Nos hicieron creer que éramos culpables y caí en una profunda depresión. Nosotros éramos los causantes de nuestra desgracia, de que mi mujer agachara la cabeza cuando se cruzaba con la vecina en el despacho de Cáritas de la parroquia, de que nuestros hijos no entendieran por qué los Reyes Magos habían pasado de largo este año. Yo había perdido, me decía mi mujer, la viveza de mi mirada, la alegría de vivir. Las relaciones con amigos se iban deteriorando y también, las relaciones familiares no pasaban por su mejor momento. Acumulé tal cantidad de sufrimiento que me veía incapaz de salir del pozo en el que me iba hundiendo día tras día.
Es difícil comunicar la angustia y desesperación que sentí. Soy (al menos, así lo creo) una persona responsable y honrada, que lucha por ser cada día más persona, por descubrir los valores que nos hacen más dignos, por no ver en el dinero la meta para alcanzar el bienestar, la paz y la felicidad del ser humano. Pero un día llegué a casa desolado, abatido, porque me habían despedido del trabajo (por aquello de la reforma laboral, que iba a mejorar la situación). Aquello fue el primer eslabón de la cadena que dio paso a otros males mayores.
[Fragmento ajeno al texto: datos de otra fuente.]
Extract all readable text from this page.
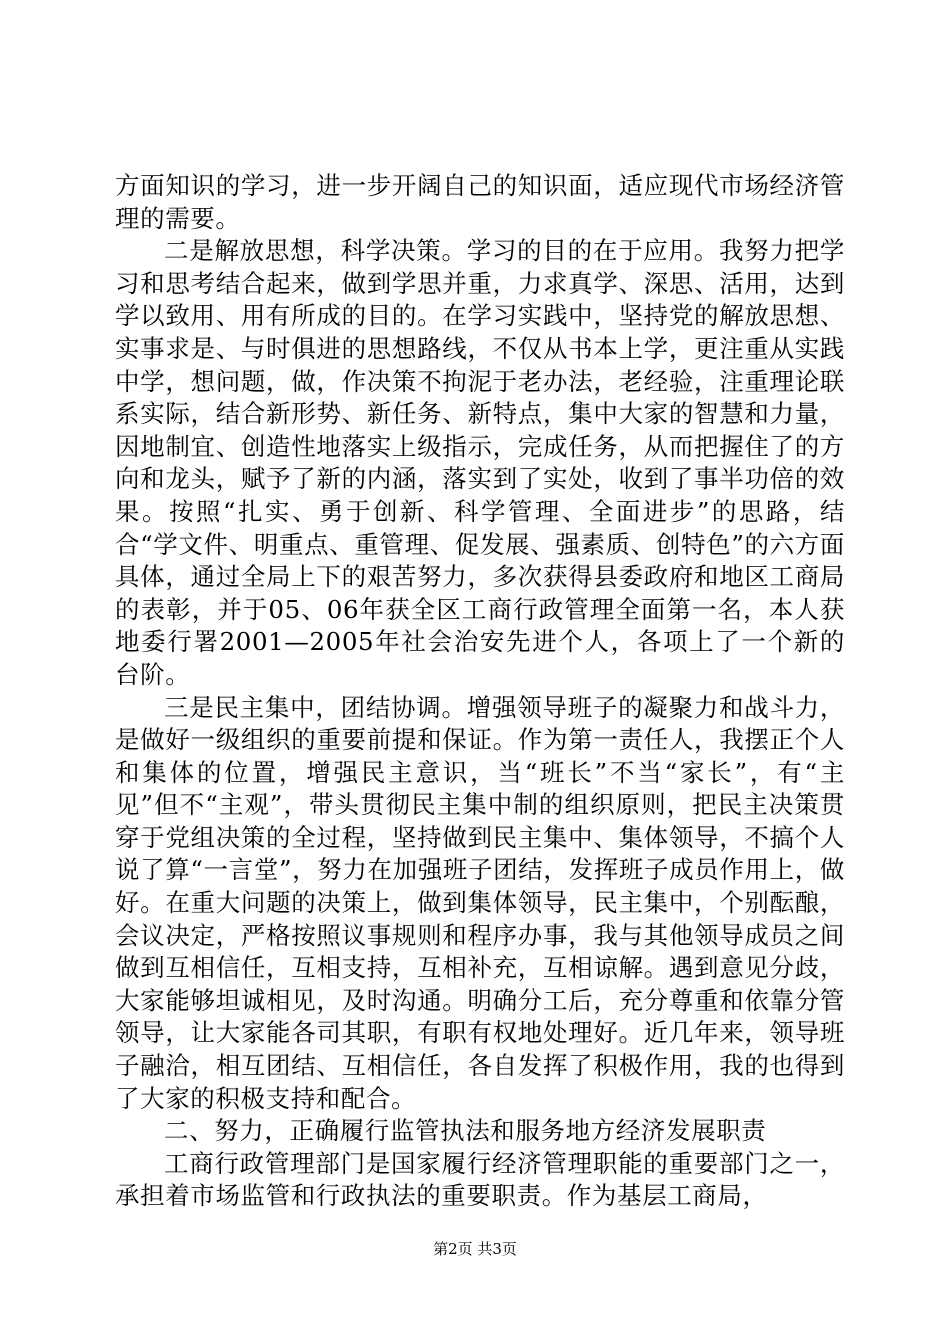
方面知识的学习，进一步开阔自己的知识面，适应现代市场经济管理的需要。

二是解放思想，科学决策。学习的目的在于应用。我努力把学习和思考结合起来，做到学思并重，力求真学、深思、活用，达到学以致用、用有所成的目的。在学习实践中，坚持党的解放思想、实事求是、与时俱进的思想路线，不仅从书本上学，更注重从实践中学，想问题，做，作决策不拘泥于老办法，老经验，注重理论联系实际，结合新形势、新任务、新特点，集中大家的智慧和力量，因地制宜、创造性地落实上级指示，完成任务，从而把握住了的方向和龙头，赋予了新的内涵，落实到了实处，收到了事半功倍的效果。按照“扎实、勇于创新、科学管理、全面进步”的思路，结合“学文件、明重点、重管理、促发展、强素质、创特色”的六方面具体，通过全局上下的艰苦努力，多次获得县委政府和地区工商局的表彰，并于05、06年获全区工商行政管理全面第一名，本人获地委行署2001—2005年社会治安先进个人，各项上了一个新的台阶。

三是民主集中，团结协调。增强领导班子的凝聚力和战斗力，是做好一级组织的重要前提和保证。作为第一责任人，我摆正个人和集体的位置，增强民主意识，当“班长”不当“家长”，有“主见”但不“主观”，带头贯彻民主集中制的组织原则，把民主决策贯穿于党组决策的全过程，坚持做到民主集中、集体领导，不搞个人说了算“一言堂”，努力在加强班子团结，发挥班子成员作用上，做好。在重大问题的决策上，做到集体领导，民主集中，个别酝酿，会议决定，严格按照议事规则和程序办事，我与其他领导成员之间做到互相信任，互相支持，互相补充，互相谅解。遇到意见分歧，大家能够坦诚相见，及时沟通。明确分工后，充分尊重和依靠分管领导，让大家能各司其职，有职有权地处理好。近几年来，领导班子融洽，相互团结、互相信任，各自发挥了积极作用，我的也得到了大家的积极支持和配合。

二、努力，正确履行监管执法和服务地方经济发展职责

工商行政管理部门是国家履行经济管理职能的重要部门之一，承担着市场监管和行政执法的重要职责。作为基层工商局，

第2页 共3页
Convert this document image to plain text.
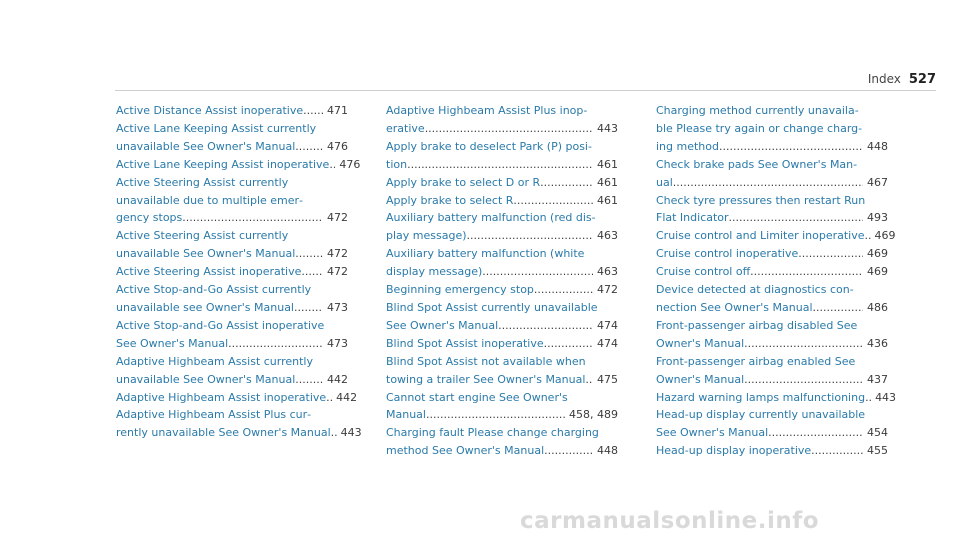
Index 527
Active Distance Assist inoperative .....	471
Active Lane Keeping Assist currently
unavailable See Owner's Manual .....	476
Active Lane Keeping Assist inoperative ..... 476
Active Steering Assist currently
unavailable due to multiple emer‐
gency stops .....	472
Active Steering Assist currently
unavailable See Owner's Manual .....	472
Active Steering Assist inoperative .....	472
Active Stop-and-Go Assist currently
unavailable see Owner's Manual .....	473
Active Stop-and-Go Assist inoperative
See Owner's Manual .....	473
Adaptive Highbeam Assist currently
unavailable See Owner's Manual .....	442
Adaptive Highbeam Assist inoperative ..... 442
Adaptive Highbeam Assist Plus cur‐
rently unavailable See Owner's Manual ..... 443
Adaptive Highbeam Assist Plus inop‐
erative .....	443
Apply brake to deselect Park (P) posi‐
tion .....	461
Apply brake to select D or R .....	461
Apply brake to select R .....	461
Auxiliary battery malfunction (red dis‐
play message) .....	463
Auxiliary battery malfunction (white
display message) .....	463
Beginning emergency stop .....	472
Blind Spot Assist currently unavailable
See Owner's Manual .....	474
Blind Spot Assist inoperative .....	474
Blind Spot Assist not available when
towing a trailer See Owner's Manual .....	475
Cannot start engine See Owner's
Manual .....	458, 489
Charging fault Please change charging
method See Owner's Manual .....	448
Charging method currently unavaila‐
ble Please try again or change charg‐
ing method .....	448
Check brake pads See Owner's Man‐
ual .....	467
Check tyre pressures then restart Run
Flat Indicator .....	493
Cruise control and Limiter inoperative ..... 469
Cruise control inoperative .....	469
Cruise control off .....	469
Device detected at diagnostics con‐
nection See Owner's Manual .....	486
Front-passenger airbag disabled See
Owner's Manual .....	436
Front-passenger airbag enabled See
Owner's Manual .....	437
Hazard warning lamps malfunctioning ..... 443
Head-up display currently unavailable
See Owner's Manual .....	454
Head-up display inoperative .....	455
carmanualsonline.info
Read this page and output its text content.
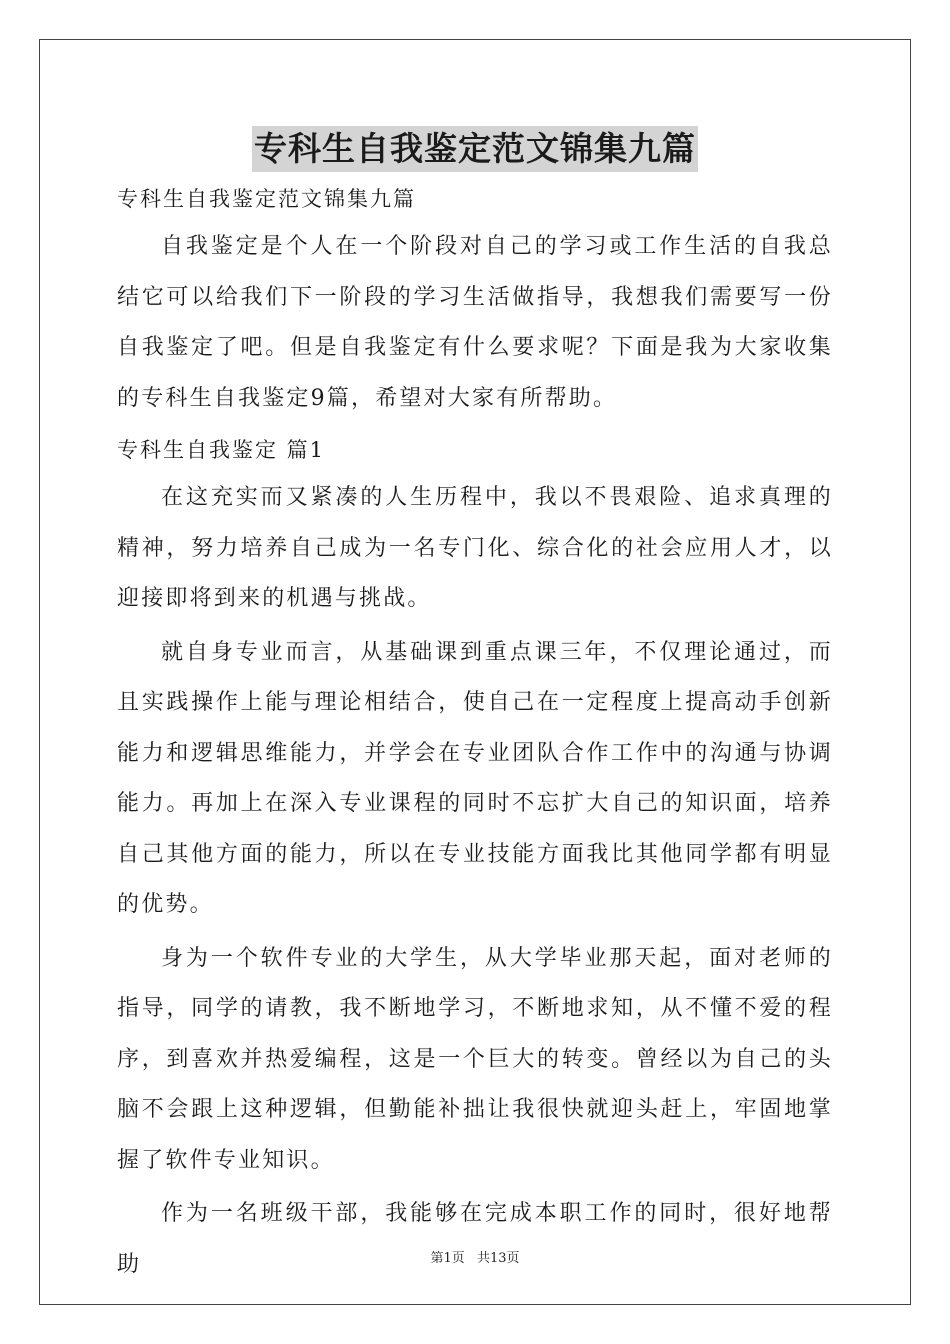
专科生自我鉴定范文锦集九篇

专科生自我鉴定范文锦集九篇

自我鉴定是个人在一个阶段对自己的学习或工作生活的自我总结它可以给我们下一阶段的学习生活做指导，我想我们需要写一份自我鉴定了吧。但是自我鉴定有什么要求呢？下面是我为大家收集的专科生自我鉴定9篇，希望对大家有所帮助。

专科生自我鉴定 篇1

在这充实而又紧凑的人生历程中，我以不畏艰险、追求真理的精神，努力培养自己成为一名专门化、综合化的社会应用人才，以迎接即将到来的机遇与挑战。

就自身专业而言，从基础课到重点课三年，不仅理论通过，而且实践操作上能与理论相结合，使自己在一定程度上提高动手创新能力和逻辑思维能力，并学会在专业团队合作工作中的沟通与协调能力。再加上在深入专业课程的同时不忘扩大自己的知识面，培养自己其他方面的能力，所以在专业技能方面我比其他同学都有明显的优势。

身为一个软件专业的大学生，从大学毕业那天起，面对老师的指导，同学的请教，我不断地学习，不断地求知，从不懂不爱的程序，到喜欢并热爱编程，这是一个巨大的转变。曾经以为自己的头脑不会跟上这种逻辑，但勤能补拙让我很快就迎头赶上，牢固地掌握了软件专业知识。

作为一名班级干部，我能够在完成本职工作的同时，很好地帮助	第1页 共13页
Al principio creí que la situación era transitoria, que iba a volver a trabajar, aunque no fuera en mi profesión; me daba igual. Sólo quería encontrar algún trabajo, fuera el que fuese; pero los días, las semanas y los meses iban pasando y lo único con lo que me encontré fue con una carta del banco recordándome (¡como si no me acordara!) que tenía un vencimiento de la hipoteca impagado y que el tiempo corría en mi contra. Intento resolverlo hablando con “mi” banco, ese con el que siempre he trabajado (domiciliación de recibos, nómina, etc.). Pero nada: “No podemos hacer nada. O pagas o…”. Los días pasan a gran velocidad y hay que seguir intentando algo. Hablo, primero con mi mujer, después con la familia más cercana, para ver si ellos pueden ayudar, pero la situación les ha afectado también a ellos.
La angustia se va adueñando de mí. Apenas duermo y el estrés y el desasosiego se instalan en mi vida. Tengo que cubrir las primeras necesidades: comida y poco más. Los recibos de luz y agua ya hace dos meses que no podemos pagarlos, el teléfono fijo ya lo dimos de baja y el móvil (uno para los dos) lo recargamos con cinco euros, cuando podemos, por aquello de esperar la respuesta a alguno de los currículos enviados. Y claro, del pago de la hipoteca, para qué vamos a hablar. Y un día llegó esa horrible notificación: “Mañana tiene que irse de su casa.” El mundo se nos cayó encima; desapareció de un plumazo el presente y el futuro se tornó negro; era una horrible pesadilla: no podíamos creer que estuviera sucediendo. Pero era cierto y, en un momento, nos encontramos, con nuestros hijos de cinco y siete años, en la calle, a expensas de la generosidad y solidaridad de la gente; y sintiendo que nos habían arrancado brutalmente la dignidad, esa por la que tanto hemos luchado; porque eso es lo que te quitan cuando no tienes un techo, un espacio donde vivir con tu familia. Eso duele, pero más duele ver que tus hijos, que no entienden nada, te preguntan: “Papá, mamá ¿dónde vamos a dormir ahora?”.
Afortunadamente, hay personas solidarias, grupos y asociaciones, como las plataformas contra los desahucios, que te acogen, te devuelven la esperanza y te ayudan a recuperar tu dignidad y a luchar contra semejante injusticia. Estas asociaciones nos han devuelto las ganas de seguir viviendo, de seguir luchando. Es reconfortante sentir que cuando alguien te da la mano y te ayuda a levantarte, recibes un impulso y una fuerza para continuar tales, que sientes que nada ni nadie te va a parar. Y es que la unión es una de las mayores fuerzas que mueven al ser humano.